By Victoria Adams
It used to be considered that Private Client work continued steadily with changes to the law and procedure being comparatively rare, and changes happening on a more piecemeal and protracted basis over time. This can no longer be said, particularly if November is anything to go by; suddenly we have changes upon us with very little notice. Firstly, the amendments to the Non-Contentious Probate Rules and secondly the re-introduction of the increase in probate fees, both by way of Statutory Instruments.
Statutory Instrument 1137/18 to the Non Contentious Probate Rules 1987 came into force on 27 November 2018 with very little warning, and as a bit of a surprise, not least to the district probate registries who have been inundated with requests for guidance and precedents.
From this date, there is no longer a requirement to submit an oath with an application for a Grant of Representation, instead it is necessary to submit a statement of truth signed by the applicant. Further, it is no longer necessary for the applicant to sign the original Will, bringing to an end a very historic and established process. The Statutory Instrument also enables online applications to be made by personal applicants, extends time limits in the caveat process, allows caveat applications and standing searches to be made electronically, extends the powers of district probate registrars, and make further provision for the issue of directions in relation to hearings.
Although a fairly big change in procedure for Private Client practitioners, it is unlikely that our clients will be particularly affected. What will be felt though is the increase in Probate Fees that it seems that the government is determined to press ahead with. After the furore in 2017 when the subject was first raised, it is somewhat surprising that the re-introduction has again been made by way of Statutory Instrument. The justification for the increase is to fund an effective and modern courts and tribunal service to ensure and protect access to justice. The modernisation, we are informed, will include enabling online applications for Grants of Representation, provision for access to digital support for those that need it and increasing the ability for applications to be made personally rather than through a solicitor (and therefore saving the applicant costs). The reality is that the bereaved client is going to face a significant increase in fees, which will be calculated by reference to the value of the estate. For higher value estates the cost could be argued to be disproportionate, as of course the Probate Registry carries out the same work for each estate regardless of its value.

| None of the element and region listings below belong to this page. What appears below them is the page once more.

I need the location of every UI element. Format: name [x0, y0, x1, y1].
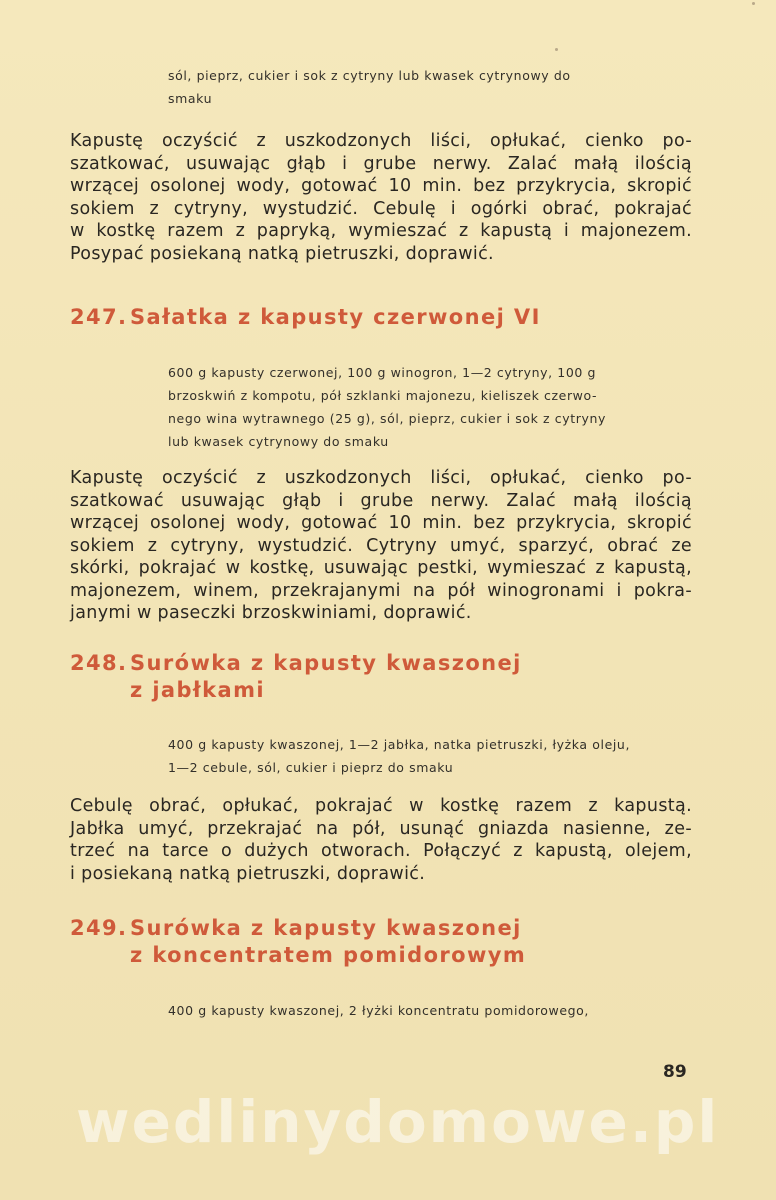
method-line: majonezem, winem, przekrajanymi na pół winogronami i pokra- [70, 580, 692, 601]
recipe-number: 249. [70, 916, 128, 940]
method-line: wrzącej osolonej wody, gotować 10 min. bez przykrycia, skropić [70, 513, 692, 533]
ingredient-line: nego wina wytrawnego (25 g), sól, pieprz, cukier i sok z cytryny [168, 411, 606, 426]
method-line: szatkować usuwając głąb i grube nerwy. Zalać małą ilością [70, 490, 692, 511]
method-line: Kapustę oczyścić z uszkodzonych liści, opłukać, cienko po- [70, 468, 692, 488]
recipe-title-line-2: z koncentratem pomidorowym [130, 943, 527, 967]
recipe-248-method [70, 795, 692, 885]
recipe-title: Sałatka z kapusty czerwonej VI [130, 305, 541, 329]
watermark: wedlinydomowe.pl [76, 1088, 720, 1156]
recipe-248-heading [70, 650, 522, 704]
recipe-249-heading [70, 915, 526, 969]
recipe-249-ingredients [168, 999, 698, 1022]
scan-speck [752, 2, 755, 5]
method-line: szatkować, usuwając głąb i grube nerwy. Zalać małą ilością [70, 153, 692, 174]
method-line: Posypać posiekaną natką pietruszki, doprawić. [70, 243, 494, 264]
method-line: Jabłka umyć, przekrajać na pół, usunąć gniazda nasienne, ze- [70, 818, 692, 839]
ingredient-line: sól, pieprz, cukier i sok z cytryny lub kwasek cytrynowy do [168, 68, 571, 83]
method-line: janymi w paseczki brzoskwiniami, doprawić. [70, 603, 472, 623]
method-line: Cebulę obrać, opłukać, pokrajać w kostkę razem z kapustą. [70, 796, 692, 816]
method-line: i posiekaną natką pietruszki, doprawić. [70, 863, 426, 884]
method-line: skórki, pokrajać w kostkę, usuwając pestki, wymieszać z kapustą, [70, 558, 692, 578]
recipe-title-line-1: Surówka z kapusty kwaszonej [130, 651, 522, 675]
ingredient-line: 1—2 cebule, sól, cukier i pieprz do smaku [168, 760, 454, 775]
scan-speck [555, 48, 558, 51]
ingredient-line: lub kwasek cytrynowy do smaku [168, 434, 389, 449]
method-line: w kostkę razem z papryką, wymieszać z kapustą i majonezem. [70, 221, 692, 241]
method-line: trzeć na tarce o dużych otworach. Połączyć z kapustą, olejem, [70, 841, 692, 861]
page-number: 89 [663, 1062, 687, 1082]
recipe-247-method [70, 467, 692, 625]
method-line: wrzącej osolonej wody, gotować 10 min. bez przykrycia, skropić [70, 176, 692, 196]
recipe-247-heading [70, 304, 541, 331]
recipe-number: 247. [70, 305, 128, 329]
ingredient-line: 400 g kapusty kwaszonej, 1—2 jabłka, natka pietruszki, łyżka oleju, [168, 737, 631, 752]
recipe-247-ingredients [168, 361, 698, 453]
method-line: sokiem z cytryny, wystudzić. Cebulę i ogórki obrać, pokrajać [70, 198, 692, 219]
ingredient-line: 600 g kapusty czerwonej, 100 g winogron, 1—2 cytryny, 100 g [168, 365, 597, 380]
ingredient-line: brzoskwiń z kompotu, pół szklanki majonezu, kieliszek czerwo- [168, 388, 598, 403]
recipe-title-line-1: Surówka z kapusty kwaszonej [130, 916, 522, 940]
recipe-title-line-2: z jabłkami [130, 678, 265, 702]
recipe-246-ingredients [168, 64, 698, 110]
recipe-246-method [70, 130, 692, 265]
ingredient-line: 400 g kapusty kwaszonej, 2 łyżki koncentratu pomidorowego, [168, 1003, 589, 1018]
ingredient-line: smaku [168, 91, 213, 106]
method-line: sokiem z cytryny, wystudzić. Cytryny umyć, sparzyć, obrać ze [70, 535, 692, 556]
recipe-248-ingredients [168, 733, 698, 779]
recipe-number: 248. [70, 651, 128, 675]
method-line: Kapustę oczyścić z uszkodzonych liści, opłukać, cienko po- [70, 131, 692, 151]
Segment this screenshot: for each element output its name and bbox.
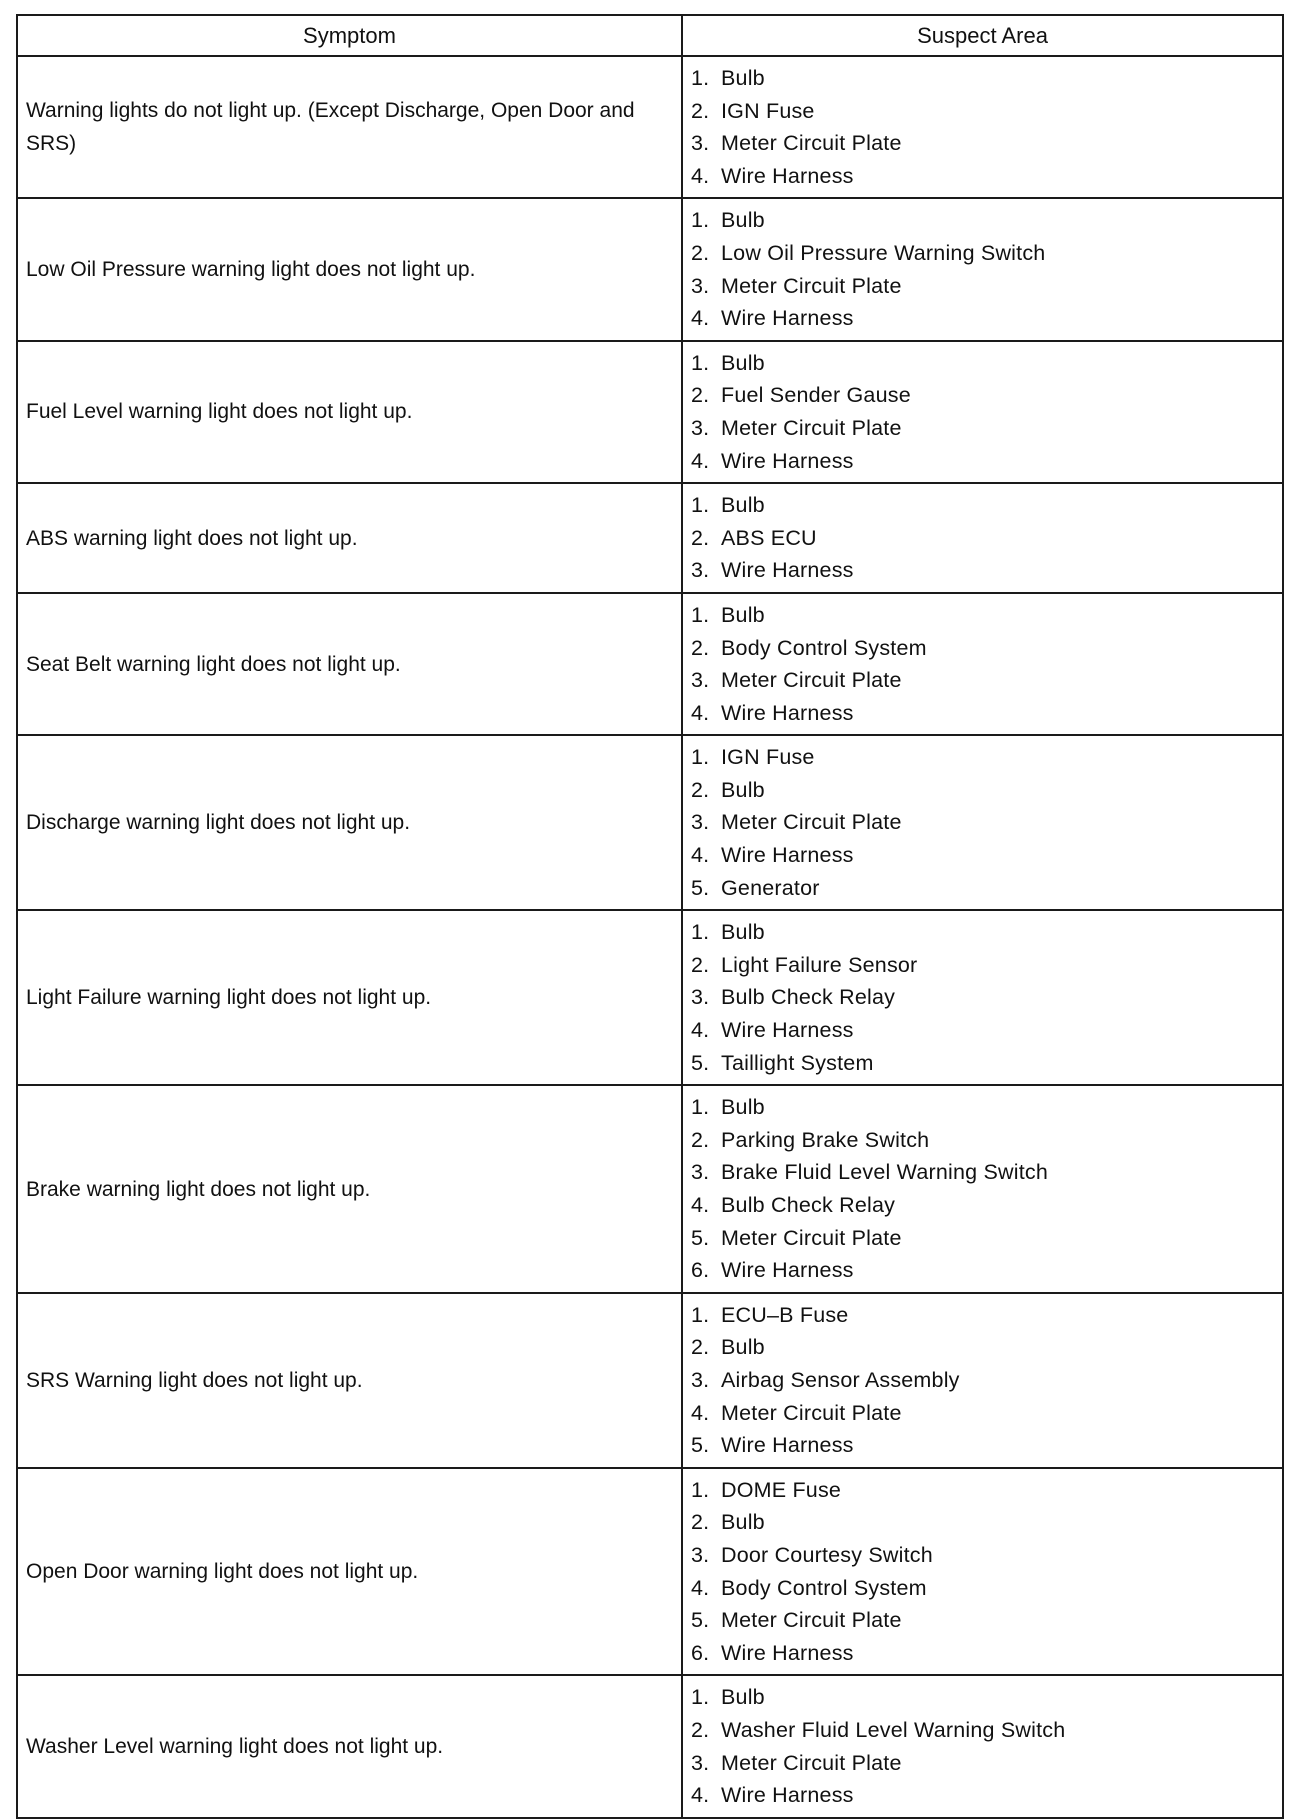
suspect-area-item xyxy=(691,1189,1276,1222)
item-number: 5. xyxy=(691,1433,710,1458)
suspect-area-item xyxy=(691,1124,1276,1157)
item-number: 1. xyxy=(691,493,710,518)
suspect-area-text: Light Failure Sensor xyxy=(721,952,918,977)
suspect-area-item xyxy=(691,1014,1276,1047)
item-number: 3. xyxy=(691,415,710,440)
item-number: 3. xyxy=(691,558,710,583)
suspect-area-text: Wire Harness xyxy=(721,558,854,583)
table-row xyxy=(17,198,1283,340)
suspect-area-text: Meter Circuit Plate xyxy=(721,1608,902,1633)
suspect-area-item xyxy=(691,916,1276,949)
suspect-area-list xyxy=(691,1299,1276,1462)
item-number: 2. xyxy=(691,1335,710,1360)
suspect-area-item xyxy=(691,774,1276,807)
suspect-area-text: Meter Circuit Plate xyxy=(721,1225,902,1250)
suspect-area-item xyxy=(691,1604,1276,1637)
item-number: 4. xyxy=(691,448,710,473)
suspect-area-text: IGN Fuse xyxy=(721,98,815,123)
symptom-cell: Low Oil Pressure warning light does not light up. xyxy=(17,198,682,340)
suspect-area-item xyxy=(691,1572,1276,1605)
suspect-area-text: ABS ECU xyxy=(721,525,817,550)
item-number: 2. xyxy=(691,525,710,550)
suspect-area-text: Bulb xyxy=(721,920,765,945)
item-number: 4. xyxy=(691,306,710,331)
suspect-area-item xyxy=(691,347,1276,380)
table-row xyxy=(17,910,1283,1085)
suspect-area-item xyxy=(691,1506,1276,1539)
suspect-area-item xyxy=(691,1299,1276,1332)
suspect-area-cell xyxy=(682,198,1283,340)
item-number: 2. xyxy=(691,240,710,265)
symptom-cell: Warning lights do not light up. (Except Discharge, Open Door and SRS) xyxy=(17,56,682,198)
item-number: 4. xyxy=(691,700,710,725)
suspect-area-text: Bulb xyxy=(721,602,765,627)
item-number: 2. xyxy=(691,635,710,660)
suspect-area-item xyxy=(691,379,1276,412)
suspect-area-item xyxy=(691,1474,1276,1507)
table-row xyxy=(17,1085,1283,1293)
suspect-area-text: Bulb xyxy=(721,493,765,518)
suspect-area-item xyxy=(691,412,1276,445)
item-number: 2. xyxy=(691,1510,710,1535)
item-number: 1. xyxy=(691,1685,710,1710)
item-number: 1. xyxy=(691,208,710,233)
item-number: 2. xyxy=(691,98,710,123)
item-number: 2. xyxy=(691,1717,710,1742)
suspect-area-list xyxy=(691,1091,1276,1287)
suspect-area-item xyxy=(691,160,1276,193)
suspect-area-text: Wire Harness xyxy=(721,306,854,331)
table-row xyxy=(17,1293,1283,1468)
suspect-area-cell xyxy=(682,910,1283,1085)
suspect-area-item xyxy=(691,270,1276,303)
suspect-area-item xyxy=(691,1156,1276,1189)
suspect-area-cell xyxy=(682,1675,1283,1817)
table-body xyxy=(17,56,1283,1818)
table-row xyxy=(17,1468,1283,1676)
suspect-area-list xyxy=(691,741,1276,904)
table-row xyxy=(17,483,1283,593)
item-number: 1. xyxy=(691,1302,710,1327)
suspect-area-item xyxy=(691,839,1276,872)
suspect-area-text: Low Oil Pressure Warning Switch xyxy=(721,240,1046,265)
suspect-area-cell xyxy=(682,483,1283,593)
suspect-area-text: Washer Fluid Level Warning Switch xyxy=(721,1717,1066,1742)
suspect-area-text: Meter Circuit Plate xyxy=(721,810,902,835)
suspect-area-item xyxy=(691,872,1276,905)
item-number: 3. xyxy=(691,985,710,1010)
suspect-area-item xyxy=(691,697,1276,730)
item-number: 6. xyxy=(691,1258,710,1283)
suspect-area-item xyxy=(691,1254,1276,1287)
suspect-area-text: Meter Circuit Plate xyxy=(721,1400,902,1425)
suspect-area-item xyxy=(691,95,1276,128)
suspect-area-text: Wire Harness xyxy=(721,1018,854,1043)
suspect-area-cell xyxy=(682,56,1283,198)
item-number: 1. xyxy=(691,1477,710,1502)
item-number: 4. xyxy=(691,163,710,188)
symptom-cell: Open Door warning light does not light up. xyxy=(17,1468,682,1676)
suspect-area-text: Wire Harness xyxy=(721,1258,854,1283)
suspect-area-list xyxy=(691,204,1276,334)
item-number: 3. xyxy=(691,131,710,156)
suspect-area-item xyxy=(691,522,1276,555)
suspect-area-item xyxy=(691,489,1276,522)
suspect-area-text: Wire Harness xyxy=(721,700,854,725)
suspect-area-item xyxy=(691,1747,1276,1780)
item-number: 1. xyxy=(691,602,710,627)
suspect-area-cell xyxy=(682,735,1283,910)
suspect-area-cell xyxy=(682,1085,1283,1293)
suspect-area-cell xyxy=(682,1293,1283,1468)
suspect-area-text: Brake Fluid Level Warning Switch xyxy=(721,1160,1049,1185)
suspect-area-cell xyxy=(682,1468,1283,1676)
suspect-area-text: IGN Fuse xyxy=(721,745,815,770)
header-row xyxy=(17,15,1283,56)
symptom-column-header: Symptom xyxy=(17,15,682,56)
item-number: 3. xyxy=(691,1750,710,1775)
suspect-area-item xyxy=(691,1222,1276,1255)
suspect-area-text: DOME Fuse xyxy=(721,1477,842,1502)
suspect-area-text: Bulb Check Relay xyxy=(721,1193,896,1217)
symptom-cell: Fuel Level warning light does not light up. xyxy=(17,341,682,483)
suspect-area-text: Meter Circuit Plate xyxy=(721,415,902,440)
symptom-cell: ABS warning light does not light up. xyxy=(17,483,682,593)
symptom-cell: SRS Warning light does not light up. xyxy=(17,1293,682,1468)
item-number: 5. xyxy=(691,875,710,900)
suspect-area-item xyxy=(691,1047,1276,1080)
suspect-area-text: Wire Harness xyxy=(721,1640,854,1665)
suspect-area-text: Bulb xyxy=(721,777,765,802)
suspect-area-item xyxy=(691,1539,1276,1572)
table-row xyxy=(17,341,1283,483)
suspect-area-text: Wire Harness xyxy=(721,843,854,868)
suspect-area-item xyxy=(691,599,1276,632)
suspect-area-text: Wire Harness xyxy=(721,1433,854,1458)
suspect-area-text: Bulb xyxy=(721,350,765,375)
suspect-area-item xyxy=(691,204,1276,237)
suspect-area-item xyxy=(691,237,1276,270)
suspect-area-cell xyxy=(682,593,1283,735)
suspect-area-item xyxy=(691,981,1276,1014)
suspect-area-text: Meter Circuit Plate xyxy=(721,1750,902,1775)
item-number: 5. xyxy=(691,1050,710,1075)
symptom-cell: Washer Level warning light does not light up. xyxy=(17,1675,682,1817)
table-row xyxy=(17,735,1283,910)
table-row xyxy=(17,56,1283,198)
suspect-area-item xyxy=(691,1681,1276,1714)
suspect-area-item xyxy=(691,445,1276,478)
suspect-area-item xyxy=(691,1331,1276,1364)
suspect-area-text: Meter Circuit Plate xyxy=(721,131,902,156)
suspect-area-text: Bulb xyxy=(721,1095,765,1120)
suspect-area-text: Door Courtesy Switch xyxy=(721,1542,933,1567)
suspect-area-text: Meter Circuit Plate xyxy=(721,668,902,693)
suspect-area-column-header: Suspect Area xyxy=(682,15,1283,56)
item-number: 2. xyxy=(691,383,710,408)
item-number: 1. xyxy=(691,745,710,770)
suspect-area-list xyxy=(691,1474,1276,1670)
table-row xyxy=(17,593,1283,735)
suspect-area-item xyxy=(691,664,1276,697)
suspect-area-text: Wire Harness xyxy=(721,1783,854,1808)
suspect-area-item xyxy=(691,62,1276,95)
item-number: 2. xyxy=(691,952,710,977)
item-number: 1. xyxy=(691,66,710,90)
suspect-area-text: Bulb xyxy=(721,1335,765,1360)
suspect-area-text: Wire Harness xyxy=(721,163,854,188)
suspect-area-list xyxy=(691,347,1276,477)
item-number: 3. xyxy=(691,1542,710,1567)
item-number: 3. xyxy=(691,668,710,693)
suspect-area-item xyxy=(691,632,1276,665)
suspect-area-item xyxy=(691,554,1276,587)
suspect-area-text: ECU–B Fuse xyxy=(721,1302,849,1327)
suspect-area-text: Fuel Sender Gause xyxy=(721,383,911,408)
item-number: 3. xyxy=(691,273,710,298)
item-number: 1. xyxy=(691,920,710,945)
suspect-area-item xyxy=(691,1364,1276,1397)
suspect-area-list xyxy=(691,599,1276,729)
suspect-area-list xyxy=(691,62,1276,192)
suspect-area-text: Wire Harness xyxy=(721,448,854,473)
symptom-cell: Brake warning light does not light up. xyxy=(17,1085,682,1293)
item-number: 2. xyxy=(691,777,710,802)
item-number: 3. xyxy=(691,1160,710,1185)
item-number: 4. xyxy=(691,1400,710,1425)
suspect-area-item xyxy=(691,1714,1276,1747)
suspect-area-text: Meter Circuit Plate xyxy=(721,273,902,298)
suspect-area-text: Airbag Sensor Assembly xyxy=(721,1367,960,1392)
suspect-area-item xyxy=(691,302,1276,335)
troubleshooting-table xyxy=(16,14,1284,1819)
suspect-area-text: Body Control System xyxy=(721,635,927,660)
symptom-cell: Discharge warning light does not light up. xyxy=(17,735,682,910)
item-number: 4. xyxy=(691,1193,710,1217)
item-number: 4. xyxy=(691,1575,710,1600)
suspect-area-item xyxy=(691,1091,1276,1124)
suspect-area-text: Taillight System xyxy=(721,1050,874,1075)
suspect-area-list xyxy=(691,1681,1276,1811)
symptom-cell: Seat Belt warning light does not light up. xyxy=(17,593,682,735)
suspect-area-text: Bulb xyxy=(721,66,765,90)
item-number: 1. xyxy=(691,350,710,375)
suspect-area-text: Generator xyxy=(721,875,820,900)
item-number: 4. xyxy=(691,843,710,868)
suspect-area-text: Bulb Check Relay xyxy=(721,985,896,1010)
item-number: 3. xyxy=(691,1367,710,1392)
suspect-area-item xyxy=(691,1397,1276,1430)
item-number: 6. xyxy=(691,1640,710,1665)
item-number: 3. xyxy=(691,810,710,835)
suspect-area-item xyxy=(691,1429,1276,1462)
suspect-area-list xyxy=(691,489,1276,587)
suspect-area-text: Body Control System xyxy=(721,1575,927,1600)
item-number: 5. xyxy=(691,1608,710,1633)
item-number: 2. xyxy=(691,1127,710,1152)
symptom-cell: Light Failure warning light does not light up. xyxy=(17,910,682,1085)
suspect-area-item xyxy=(691,127,1276,160)
suspect-area-text: Bulb xyxy=(721,208,765,233)
item-number: 4. xyxy=(691,1018,710,1043)
suspect-area-item xyxy=(691,1779,1276,1812)
suspect-area-item xyxy=(691,949,1276,982)
suspect-area-item xyxy=(691,1637,1276,1670)
suspect-area-list xyxy=(691,916,1276,1079)
item-number: 1. xyxy=(691,1095,710,1120)
suspect-area-text: Bulb xyxy=(721,1685,765,1710)
item-number: 4. xyxy=(691,1783,710,1808)
item-number: 5. xyxy=(691,1225,710,1250)
suspect-area-cell xyxy=(682,341,1283,483)
suspect-area-item xyxy=(691,741,1276,774)
suspect-area-text: Bulb xyxy=(721,1510,765,1535)
suspect-area-text: Parking Brake Switch xyxy=(721,1127,930,1152)
suspect-area-item xyxy=(691,806,1276,839)
table-row xyxy=(17,1675,1283,1817)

The flat fee to date for personal applications is £215 and for solicitor applications £155, with an additional 50p per each sealed copy requested. The system proposed from April 2019 of a banded system dependent on the value of the estate (while slightly lower than those proposed in 2017) results in an increase of over 2,700% for estates worth over £2million, which will attract a fee of £6,000. At the other end of the scale, estates with a value of up to £50,000 will bear no fee. The government are keen to emphasise this change, highlighting that as a result, 25,000 estates each year will be exempt from paying a fee altogether. Explaining this to an Executor of a typical Surrey estate is going to be slightly challenging.